Он быстро двигался вперед. Дорога А-12 находилась в гораздо лучшем состоянии, чем он ожидал, учитывая, что порты на восточном побережье ныне были почти заброшены. Он показал отличное время, незадолго до двух часов прибыв в Блитбург, расположенный в устье реки. Был отлив, но за тростником и плоскими отмелями, покрытыми жидкой грязью, вода простиралась словно шелковистый платок, а то появлявшееся, то скрывавшееся раннее полуденное солнце высекало золотые искры из окон блитбургской церкви.
Прошло двадцать восемь лет с тех пор, как он был тут последний раз. Они с Хеленой решили провести выходные в гостинице «Суон» в Саутуолде. Натали тогда было всего шесть месяцев. В те дни они могли позволить себе лишь подержанный «форд». Верх коляски Натали прочно привязали ремнями к заднему сиденью, а багажник был битком набит различными принадлежностями для ухода за младенцами: большими упаковками одноразовых пеленок, приспособлениями для стерилизации бутылочек, баночками детского питания. Когда они доехали до Блитбурга, Натали начала плакать, и Хелена сказала, что девочка голодна, ее надо немедленно накормить. Они решили остановиться в Блитбурге в гостинице «Уайт-Харт». У хозяина наверняка можно было согреть молоко для Натали, а они пообедали бы в баре.

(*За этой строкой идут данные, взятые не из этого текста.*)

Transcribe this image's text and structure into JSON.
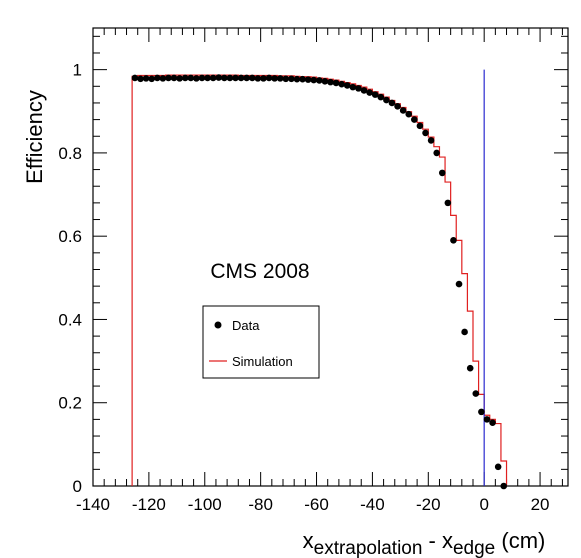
{
  "chart_data": {
    "type": "scatter",
    "title": "",
    "annotation": "CMS 2008",
    "xlabel": {
      "parts": [
        {
          "text": "x",
          "style": "normal"
        },
        {
          "text": "extrapolation",
          "style": "sub"
        },
        {
          "text": " - x",
          "style": "normal"
        },
        {
          "text": "edge",
          "style": "sub"
        },
        {
          "text": " (cm)",
          "style": "normal"
        }
      ]
    },
    "ylabel": "Efficiency",
    "xlim": [
      -140,
      30
    ],
    "ylim": [
      0,
      1.1
    ],
    "xticks": [
      -140,
      -120,
      -100,
      -80,
      -60,
      -40,
      -20,
      0,
      20
    ],
    "xtick_labels": [
      "-140",
      "-120",
      "-100",
      "-80",
      "-60",
      "-40",
      "-20",
      "0",
      "20"
    ],
    "yticks": [
      0,
      0.2,
      0.4,
      0.6,
      0.8,
      1
    ],
    "ytick_labels": [
      "0",
      "0.2",
      "0.4",
      "0.6",
      "0.8",
      "1"
    ],
    "grid": false,
    "legend": {
      "placement": "center-left",
      "entries": [
        {
          "label": "Data",
          "marker": "dot",
          "color": "#000000"
        },
        {
          "label": "Simulation",
          "marker": "line",
          "color": "#e02020"
        }
      ]
    },
    "reference_line": {
      "x": 0,
      "y_from": 0,
      "y_to": 1.0,
      "color": "#2a2ad0"
    },
    "series": [
      {
        "name": "Data",
        "kind": "points",
        "color": "#000000",
        "x": [
          -125,
          -123,
          -121,
          -119,
          -117,
          -115,
          -113,
          -111,
          -109,
          -107,
          -105,
          -103,
          -101,
          -99,
          -97,
          -95,
          -93,
          -91,
          -89,
          -87,
          -85,
          -83,
          -81,
          -79,
          -77,
          -75,
          -73,
          -71,
          -69,
          -67,
          -65,
          -63,
          -61,
          -59,
          -57,
          -55,
          -53,
          -51,
          -49,
          -47,
          -45,
          -43,
          -41,
          -39,
          -37,
          -35,
          -33,
          -31,
          -29,
          -27,
          -25,
          -23,
          -21,
          -19,
          -17,
          -15,
          -13,
          -11,
          -9,
          -7,
          -5,
          -3,
          -1,
          1,
          3,
          5,
          7
        ],
        "y": [
          0.98,
          0.978,
          0.979,
          0.978,
          0.98,
          0.979,
          0.98,
          0.98,
          0.979,
          0.98,
          0.98,
          0.979,
          0.98,
          0.98,
          0.98,
          0.981,
          0.98,
          0.98,
          0.98,
          0.98,
          0.98,
          0.98,
          0.979,
          0.979,
          0.98,
          0.979,
          0.979,
          0.978,
          0.978,
          0.977,
          0.977,
          0.976,
          0.975,
          0.974,
          0.972,
          0.97,
          0.968,
          0.965,
          0.962,
          0.958,
          0.955,
          0.95,
          0.945,
          0.94,
          0.934,
          0.927,
          0.92,
          0.912,
          0.902,
          0.893,
          0.88,
          0.865,
          0.848,
          0.83,
          0.8,
          0.752,
          0.68,
          0.59,
          0.485,
          0.37,
          0.283,
          0.222,
          0.178,
          0.16,
          0.152,
          0.046,
          0.0
        ]
      },
      {
        "name": "Simulation",
        "kind": "step",
        "color": "#e02020",
        "edges": [
          -126,
          -124,
          -122,
          -120,
          -118,
          -116,
          -114,
          -112,
          -110,
          -108,
          -106,
          -104,
          -102,
          -100,
          -98,
          -96,
          -94,
          -92,
          -90,
          -88,
          -86,
          -84,
          -82,
          -80,
          -78,
          -76,
          -74,
          -72,
          -70,
          -68,
          -66,
          -64,
          -62,
          -60,
          -58,
          -56,
          -54,
          -52,
          -50,
          -48,
          -46,
          -44,
          -42,
          -40,
          -38,
          -36,
          -34,
          -32,
          -30,
          -28,
          -26,
          -24,
          -22,
          -20,
          -18,
          -16,
          -14,
          -12,
          -10,
          -8,
          -6,
          -4,
          -2,
          0,
          2,
          4,
          6,
          8
        ],
        "values": [
          0.984,
          0.986,
          0.986,
          0.986,
          0.986,
          0.986,
          0.987,
          0.987,
          0.987,
          0.987,
          0.987,
          0.987,
          0.987,
          0.987,
          0.987,
          0.987,
          0.987,
          0.987,
          0.987,
          0.986,
          0.986,
          0.986,
          0.986,
          0.986,
          0.986,
          0.986,
          0.985,
          0.985,
          0.985,
          0.984,
          0.983,
          0.983,
          0.982,
          0.98,
          0.979,
          0.977,
          0.975,
          0.972,
          0.969,
          0.966,
          0.962,
          0.958,
          0.953,
          0.947,
          0.941,
          0.934,
          0.926,
          0.918,
          0.909,
          0.899,
          0.888,
          0.873,
          0.857,
          0.838,
          0.815,
          0.79,
          0.73,
          0.65,
          0.59,
          0.51,
          0.42,
          0.3,
          0.22,
          0.17,
          0.16,
          0.15,
          0.06
        ]
      }
    ]
  }
}
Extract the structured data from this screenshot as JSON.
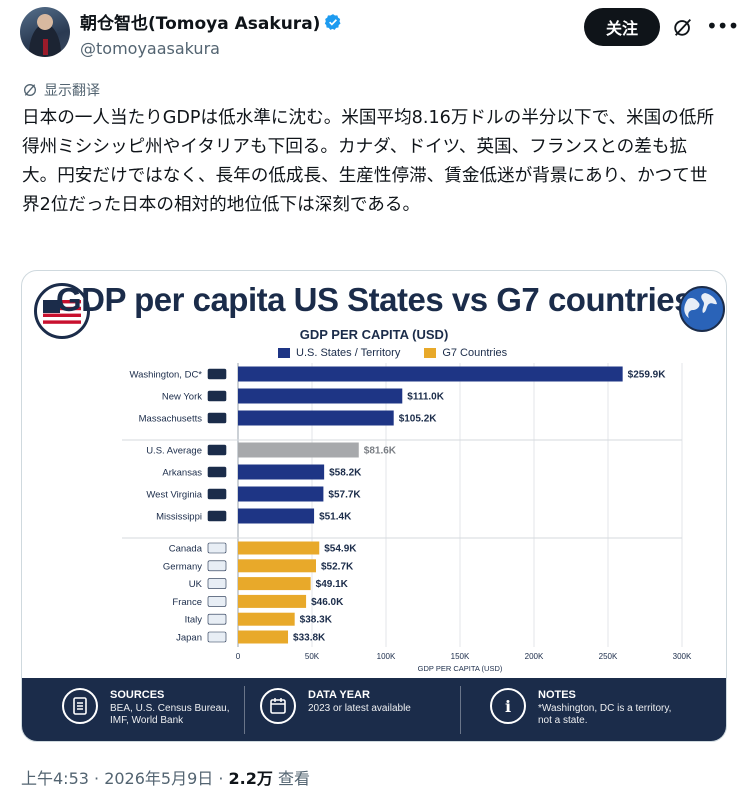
{
  "post": {
    "display_name": "朝仓智也(Tomoya Asakura)",
    "handle": "@tomoyaasakura",
    "follow_label": "关注",
    "translate_label": "显示翻译",
    "text": "日本の一人当たりGDPは低水準に沈む。米国平均8.16万ドルの半分以下で、米国の低所得州ミシシッピ州やイタリアも下回る。カナダ、ドイツ、英国、フランスとの差も拡大。円安だけではなく、長年の低成長、生産性停滞、賃金低迷が背景にあり、かつて世界2位だった日本の相対的地位低下は深刻である。",
    "time": "上午4:53 · 2026年5月9日 · ",
    "views": "2.2万",
    "views_label": " 查看"
  },
  "colors": {
    "accent_blue": "#1d9bf0",
    "navy": "#1b2c4a",
    "us_bar": "#1e3585",
    "avg_bar": "#a7a9ac",
    "g7_bar": "#e8a92a"
  },
  "icons": [
    "verified-badge-icon",
    "grok-icon",
    "more-icon",
    "translate-icon",
    "us-flag-icon",
    "globe-icon",
    "document-icon",
    "calendar-icon",
    "info-icon"
  ],
  "infographic": {
    "title": "GDP per capita US States vs G7 countries",
    "legend_us": "U.S. States / Territory",
    "legend_g7": "G7 Countries",
    "footer": {
      "sources_head": "SOURCES",
      "sources_body_1": "BEA, U.S. Census Bureau,",
      "sources_body_2": "IMF, World Bank",
      "year_head": "DATA YEAR",
      "year_body": "2023 or latest available",
      "notes_head": "NOTES",
      "notes_body_1": "*Washington, DC is a territory,",
      "notes_body_2": "not a state."
    }
  },
  "chart_data": {
    "type": "bar",
    "orientation": "horizontal",
    "title": "GDP PER CAPITA (USD)",
    "xlabel": "GDP PER CAPITA (USD)",
    "xlim": [
      0,
      300000
    ],
    "x_ticks": [
      "0",
      "50K",
      "100K",
      "150K",
      "200K",
      "250K",
      "300K"
    ],
    "grid": true,
    "legend_position": "top",
    "bars": [
      {
        "label": "Washington, DC*",
        "value": 259900,
        "value_label": "$259.9K",
        "group": "us"
      },
      {
        "label": "New York",
        "value": 111000,
        "value_label": "$111.0K",
        "group": "us"
      },
      {
        "label": "Massachusetts",
        "value": 105200,
        "value_label": "$105.2K",
        "group": "us"
      },
      {
        "label": "U.S. Average",
        "value": 81600,
        "value_label": "$81.6K",
        "group": "avg"
      },
      {
        "label": "Arkansas",
        "value": 58200,
        "value_label": "$58.2K",
        "group": "us"
      },
      {
        "label": "West Virginia",
        "value": 57700,
        "value_label": "$57.7K",
        "group": "us"
      },
      {
        "label": "Mississippi",
        "value": 51400,
        "value_label": "$51.4K",
        "group": "us"
      },
      {
        "label": "Canada",
        "value": 54900,
        "value_label": "$54.9K",
        "group": "g7"
      },
      {
        "label": "Germany",
        "value": 52700,
        "value_label": "$52.7K",
        "group": "g7"
      },
      {
        "label": "UK",
        "value": 49100,
        "value_label": "$49.1K",
        "group": "g7"
      },
      {
        "label": "France",
        "value": 46000,
        "value_label": "$46.0K",
        "group": "g7"
      },
      {
        "label": "Italy",
        "value": 38300,
        "value_label": "$38.3K",
        "group": "g7"
      },
      {
        "label": "Japan",
        "value": 33800,
        "value_label": "$33.8K",
        "group": "g7"
      }
    ]
  }
}
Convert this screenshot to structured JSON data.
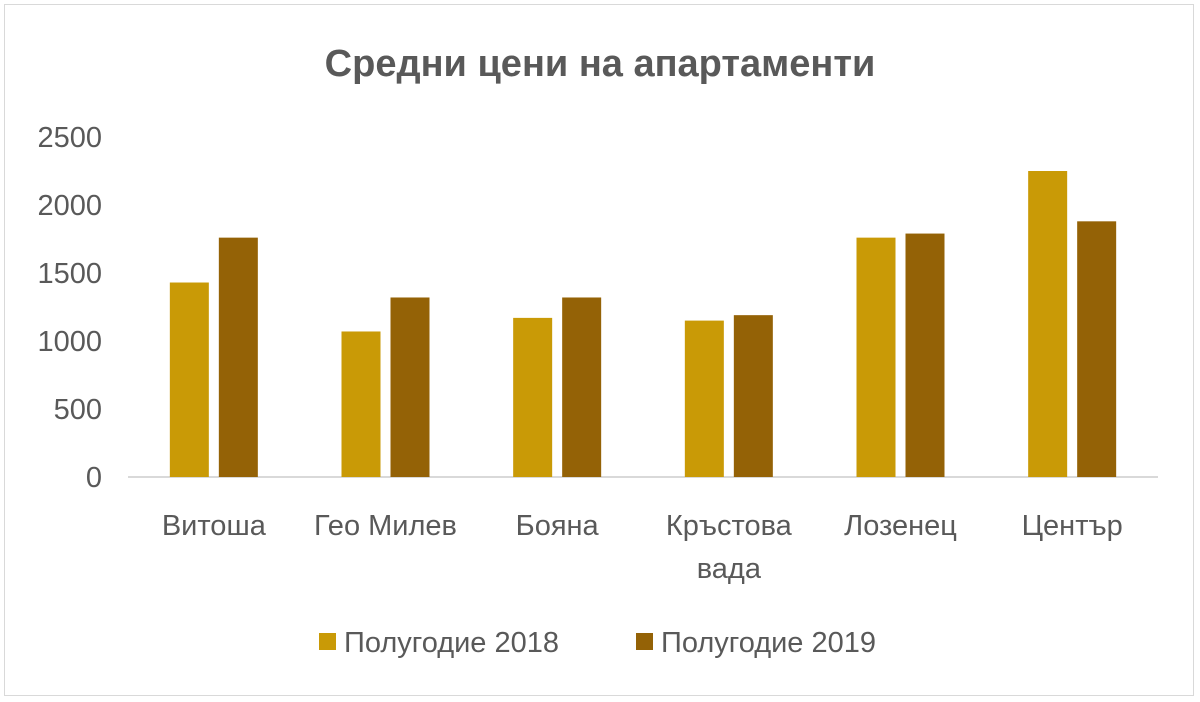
{
  "colors": {
    "series_2018": "#c99a06",
    "series_2019": "#946206",
    "axis": "#d9d9d9",
    "text": "#595959"
  },
  "chart_data": {
    "type": "bar",
    "title": "Средни цени на апартаменти",
    "xlabel": "",
    "ylabel": "",
    "ylim": [
      0,
      2500
    ],
    "yticks": [
      "0",
      "500",
      "1000",
      "1500",
      "2000",
      "2500"
    ],
    "grid": false,
    "legend_position": "bottom",
    "categories": [
      [
        "Витоша"
      ],
      [
        "Гео Милев"
      ],
      [
        "Бояна"
      ],
      [
        "Кръстова",
        "вада"
      ],
      [
        "Лозенец"
      ],
      [
        "Център"
      ]
    ],
    "series": [
      {
        "name": "Полугодие 2018",
        "values": [
          1430,
          1070,
          1170,
          1150,
          1760,
          2250
        ]
      },
      {
        "name": "Полугодие 2019",
        "values": [
          1760,
          1320,
          1320,
          1190,
          1790,
          1880
        ]
      }
    ]
  }
}
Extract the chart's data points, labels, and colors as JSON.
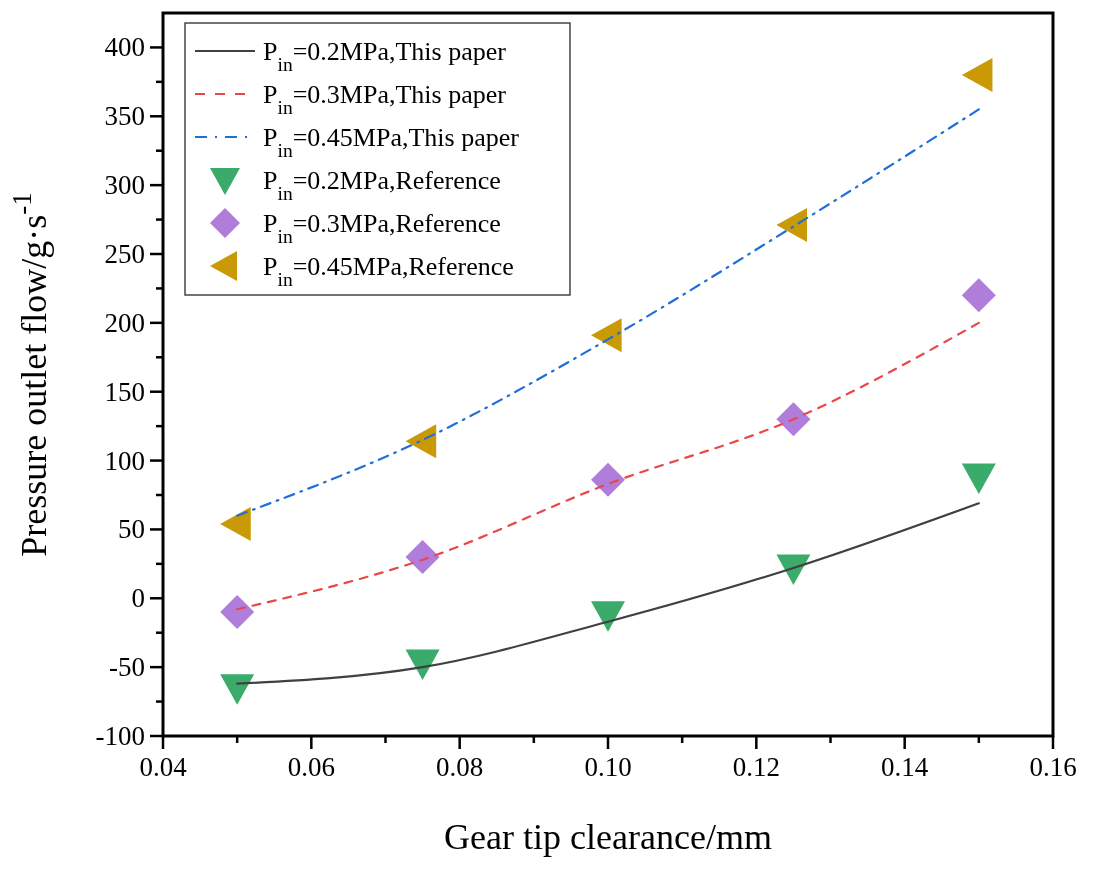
{
  "chart_data": {
    "type": "line",
    "xlabel": "Gear tip clearance/mm",
    "ylabel": "Pressure outlet flow/g·s$^{-1}$",
    "xlim": [
      0.04,
      0.16
    ],
    "xticks": [
      {
        "value": 0.04,
        "label": "0.04"
      },
      {
        "value": 0.05,
        "label": null
      },
      {
        "value": 0.06,
        "label": "0.06"
      },
      {
        "value": 0.07,
        "label": null
      },
      {
        "value": 0.08,
        "label": "0.08"
      },
      {
        "value": 0.09,
        "label": null
      },
      {
        "value": 0.1,
        "label": "0.10"
      },
      {
        "value": 0.11,
        "label": null
      },
      {
        "value": 0.12,
        "label": "0.12"
      },
      {
        "value": 0.13,
        "label": null
      },
      {
        "value": 0.14,
        "label": "0.14"
      },
      {
        "value": 0.15,
        "label": null
      },
      {
        "value": 0.16,
        "label": "0.16"
      }
    ],
    "ylim": [
      -100,
      425
    ],
    "yticks": [
      -100,
      {
        "value": -75,
        "label": null
      },
      -50,
      {
        "value": -25,
        "label": null
      },
      0,
      {
        "value": 25,
        "label": null
      },
      50,
      {
        "value": 75,
        "label": null
      },
      100,
      {
        "value": 125,
        "label": null
      },
      150,
      {
        "value": 175,
        "label": null
      },
      200,
      {
        "value": 225,
        "label": null
      },
      250,
      {
        "value": 275,
        "label": null
      },
      300,
      {
        "value": 325,
        "label": null
      },
      350,
      {
        "value": 375,
        "label": null
      },
      400
    ],
    "x": [
      0.05,
      0.075,
      0.1,
      0.125,
      0.15
    ],
    "legend": "top left",
    "grid": false,
    "series": [
      {
        "name": "P$_{in}$=0.2MPa,This paper",
        "color": "#404040",
        "line_style": "solid",
        "marker": "none",
        "values": [
          -62,
          -50,
          -17,
          22,
          69
        ]
      },
      {
        "name": "P$_{in}$=0.3MPa,This paper",
        "color": "#e84848",
        "line_style": "dashed",
        "marker": "none",
        "values": [
          -8,
          28,
          83,
          130,
          200
        ]
      },
      {
        "name": "P$_{in}$=0.45MPa,This paper",
        "color": "#1f6fd6",
        "line_style": "dashdot",
        "marker": "none",
        "values": [
          60,
          115,
          188,
          270,
          355
        ]
      },
      {
        "name": "P$_{in}$=0.2MPa,Reference",
        "type": "scatter",
        "color": "#3aab6a",
        "marker": "triangle-down",
        "values": [
          -65,
          -47,
          -12,
          22,
          88
        ]
      },
      {
        "name": "P$_{in}$=0.3MPa,Reference",
        "type": "scatter",
        "color": "#b07ddb",
        "marker": "diamond",
        "values": [
          -10,
          30,
          86,
          130,
          220
        ]
      },
      {
        "name": "P$_{in}$=0.45MPa,Reference",
        "type": "scatter",
        "color": "#c99a06",
        "marker": "triangle-left",
        "values": [
          54,
          114,
          191,
          271,
          380
        ]
      }
    ]
  }
}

Но автостоянка оказалась переполнена, к тому же Тео были не по душе неудобства, которые сулило выполнение требований ребенка и Хелены. Его предложение проехать еще несколько миль до Саутуолда было встречено холодно. Хелена, безрезультатно пытавшаяся успокоить ребенка, едва взглянула на отливавшую серебром воду, на большую церковь, словно вставшую на якорь посреди зарослей тростника. Устроенный в тот уик-энд отдых начался с обычных между ними ссор и продолжился в едва подавляемом дурном настроении. Конечно, в этом был виноват только он. Ему легче было оскорбить чувства жены и подвергнуть лишениям дочь, чем доставить некоторые неудобства чужим людям, заполнившим бар. Жаль, что у него не сохранилось ни одного воспоминания о покойном ребенке, которое не было бы окрашено чувством вины и сожаления.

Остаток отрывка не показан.